I have been hesitating to write about Peter’s “phobia” about the weather because we are still in the middle of it. I like a nice neat story with an ending line and the end of this story has yet to be written. At the same time, I find myself wondering whether others have an idea all of us in my network of friends and experts have missed.
The more I talk with others, the more I discover how many with autistic spectrum disorders fear storms. I can only imagine. Storms assault the senses and they are anything but predictable. That is a lethal combination when it comes to people on the spectrum. They often have heightened senses and like things to remain predictable and orderly.
Thunderstorms have always scared Peter. I watch as his eyes begin to dart around and he slaps his hands over his ears to block out the sound. Sometimes he hears the thunder long before the rest of us do. Lately he has taken to pacing around my house as he worries about the weather. The trouble is now that the worry comes long before the storm. Pretty fluffy white clouds concern him.
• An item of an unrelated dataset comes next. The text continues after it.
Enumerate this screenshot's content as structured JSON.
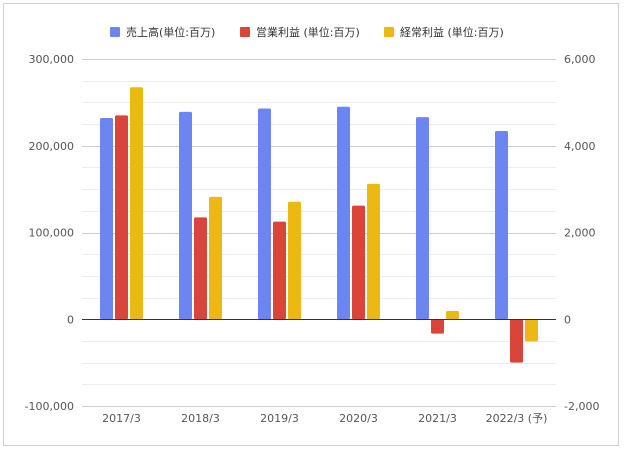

Peter wants a pure blue sky and that rarely happens.
I had hoped I could help Peter through this one, but nothing seemed to be working. For him, information is usually helpful. My husband Bill is an earth science teacher and has taught meteorology, so I thought a couple of weather lessons would do the trick. Instead, Peter is now obsessed with checking the radar, the hourly forecast and more, but none of that information is calming him.
We had Peter at the pediatrician for another issue and checked on this at the same time. He agreed that our next step should be a behaviorist. I have tapped my network and have a name. Now to get an appointment and get Peter there. The only thing Peter may dislike more than storms is doctors.